South African Reserve Bank governor, Lesetja Kganyago, says that while a decision by Britain to exit the European Union will impact economic growth locally, it will not lead to a recession.
Speaking to Bloomberg TV in Portugal, Kganyago said: “We would not venture into a recession at this stage, but there is no doubt that it will slow the South African economy from the weak growth that we already have.”
Bloomberg reported that South Africa’s economy shrunk by 1.2% in the first quarter, while gross domestic product is expected to grow by as little as 0.8% in 2016, according to the central bank – the slowest pace since a 2009 recession.
Britain voted last week in a referendum to leave the EU, wiping billions of dollars off world equity markets, with local markets also left reeling until a mild recovery on Tuesday.
“It has affected sentiment and investors were looking for safe assets.
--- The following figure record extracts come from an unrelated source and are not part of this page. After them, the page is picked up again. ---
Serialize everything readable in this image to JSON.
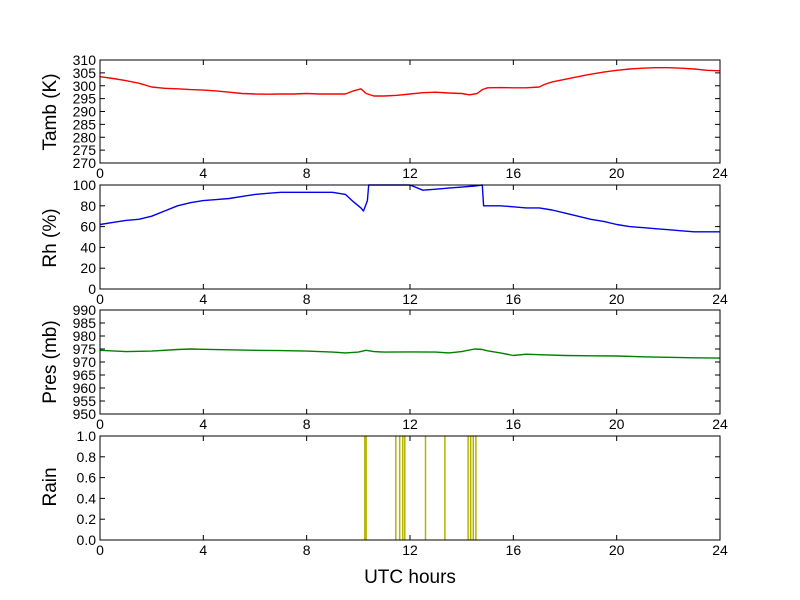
{
  "chart_data": [
    {
      "type": "line",
      "ylabel": "Tamb (K)",
      "xlabel": "",
      "xlim": [
        0,
        24
      ],
      "ylim": [
        270,
        310
      ],
      "xticks": [
        "0",
        "4",
        "8",
        "12",
        "16",
        "20",
        "24"
      ],
      "yticks": [
        "270",
        "275",
        "280",
        "285",
        "290",
        "295",
        "300",
        "305",
        "310"
      ],
      "color": "#ff0000",
      "series": [
        {
          "x": [
            0,
            0.5,
            1,
            1.5,
            2,
            2.5,
            3,
            3.5,
            4,
            4.5,
            5,
            5.5,
            6,
            6.5,
            7,
            7.5,
            8,
            8.5,
            9,
            9.5,
            9.8,
            10.0,
            10.1,
            10.3,
            10.6,
            11,
            11.5,
            12,
            12.5,
            13,
            13.5,
            14,
            14.3,
            14.6,
            14.8,
            15,
            15.5,
            16,
            16.5,
            17,
            17.2,
            17.5,
            18,
            18.5,
            19,
            19.5,
            20,
            20.5,
            21,
            21.5,
            22,
            22.5,
            23,
            23.5,
            24
          ],
          "y": [
            303.5,
            302.8,
            302,
            301,
            299.5,
            299,
            298.8,
            298.5,
            298.3,
            298,
            297.5,
            297,
            296.8,
            296.7,
            296.8,
            296.8,
            297,
            296.8,
            296.8,
            296.8,
            298,
            298.5,
            298.8,
            297,
            296,
            296,
            296.3,
            296.8,
            297.3,
            297.5,
            297.2,
            297,
            296.5,
            297,
            298.5,
            299.2,
            299.3,
            299.2,
            299.2,
            299.5,
            300.5,
            301.5,
            302.5,
            303.5,
            304.5,
            305.3,
            306,
            306.5,
            306.8,
            307,
            307,
            306.8,
            306.5,
            306,
            305.8
          ]
        }
      ]
    },
    {
      "type": "line",
      "ylabel": "Rh (%)",
      "xlabel": "",
      "xlim": [
        0,
        24
      ],
      "ylim": [
        0,
        100
      ],
      "xticks": [
        "0",
        "4",
        "8",
        "12",
        "16",
        "20",
        "24"
      ],
      "yticks": [
        "0",
        "20",
        "40",
        "60",
        "80",
        "100"
      ],
      "color": "#0000ee",
      "series": [
        {
          "x": [
            0,
            0.5,
            1,
            1.5,
            2,
            2.5,
            3,
            3.5,
            4,
            4.5,
            5,
            5.5,
            6,
            6.5,
            7,
            7.5,
            8,
            8.5,
            9,
            9.5,
            9.8,
            10.0,
            10.1,
            10.2,
            10.35,
            10.4,
            11,
            12,
            12.5,
            13,
            13.5,
            14,
            14.5,
            14.8,
            14.85,
            15,
            15.5,
            16,
            16.5,
            17,
            17.5,
            18,
            18.5,
            19,
            19.5,
            20,
            20.5,
            21,
            21.5,
            22,
            22.5,
            23,
            23.5,
            24
          ],
          "y": [
            62,
            64,
            66,
            67,
            70,
            75,
            80,
            83,
            85,
            86,
            87,
            89,
            91,
            92,
            93,
            93,
            93,
            93,
            93,
            91,
            84,
            80,
            78,
            75,
            85,
            100,
            100,
            100,
            95,
            96,
            97,
            98,
            99,
            100,
            80,
            80,
            80,
            79,
            78,
            78,
            76,
            73,
            70,
            67,
            65,
            62,
            60,
            59,
            58,
            57,
            56,
            55,
            55,
            55
          ]
        }
      ]
    },
    {
      "type": "line",
      "ylabel": "Pres (mb)",
      "xlabel": "",
      "xlim": [
        0,
        24
      ],
      "ylim": [
        950,
        990
      ],
      "xticks": [
        "0",
        "4",
        "8",
        "12",
        "16",
        "20",
        "24"
      ],
      "yticks": [
        "950",
        "955",
        "960",
        "965",
        "970",
        "975",
        "980",
        "985",
        "990"
      ],
      "color": "#008000",
      "series": [
        {
          "x": [
            0,
            1,
            2,
            3,
            3.5,
            4,
            5,
            6,
            7,
            8,
            9,
            9.5,
            10,
            10.3,
            10.6,
            11,
            12,
            13,
            13.5,
            14,
            14.5,
            14.8,
            15,
            15.5,
            16,
            16.5,
            17,
            18,
            19,
            20,
            21,
            22,
            23,
            24
          ],
          "y": [
            974.5,
            974,
            974.2,
            974.8,
            975,
            974.9,
            974.7,
            974.5,
            974.4,
            974.2,
            973.8,
            973.5,
            973.8,
            974.5,
            974,
            973.8,
            973.9,
            973.8,
            973.5,
            974,
            975,
            974.8,
            974.3,
            973.5,
            972.5,
            973,
            972.8,
            972.5,
            972.4,
            972.3,
            972,
            971.8,
            971.6,
            971.5
          ]
        }
      ]
    },
    {
      "type": "bar",
      "ylabel": "Rain",
      "xlabel": "UTC hours",
      "xlim": [
        0,
        24
      ],
      "ylim": [
        0,
        1
      ],
      "xticks": [
        "0",
        "4",
        "8",
        "12",
        "16",
        "20",
        "24"
      ],
      "yticks": [
        "0.0",
        "0.2",
        "0.4",
        "0.6",
        "0.8",
        "1.0"
      ],
      "color": "#b5b500",
      "series": [
        {
          "x": [
            10.25,
            10.3,
            11.45,
            11.6,
            11.72,
            11.8,
            12.6,
            13.35,
            14.25,
            14.35,
            14.45,
            14.55
          ],
          "y": [
            1,
            1,
            1,
            1,
            1,
            1,
            1,
            1,
            1,
            1,
            1,
            1
          ]
        }
      ]
    }
  ]
}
We are not seen as one of the safe assets,” Kganyago said.
The Reserve Bank governor said that Brexit is unlikely to affect the central bank’s interest-rate outlook, expected next month – on 21 July.
“There are so many moving parts at the moment,” he said. “In looking at the effect of the global economy on South Africa we look beyond the UK.”
On Wednesday morning, the rand tested a move below R15 (15.02) against the dollar, 1% firmer than the previous session.
The local unit was also stronger against a battered pound, at R20.09, and was trading at R16.68 against the euro.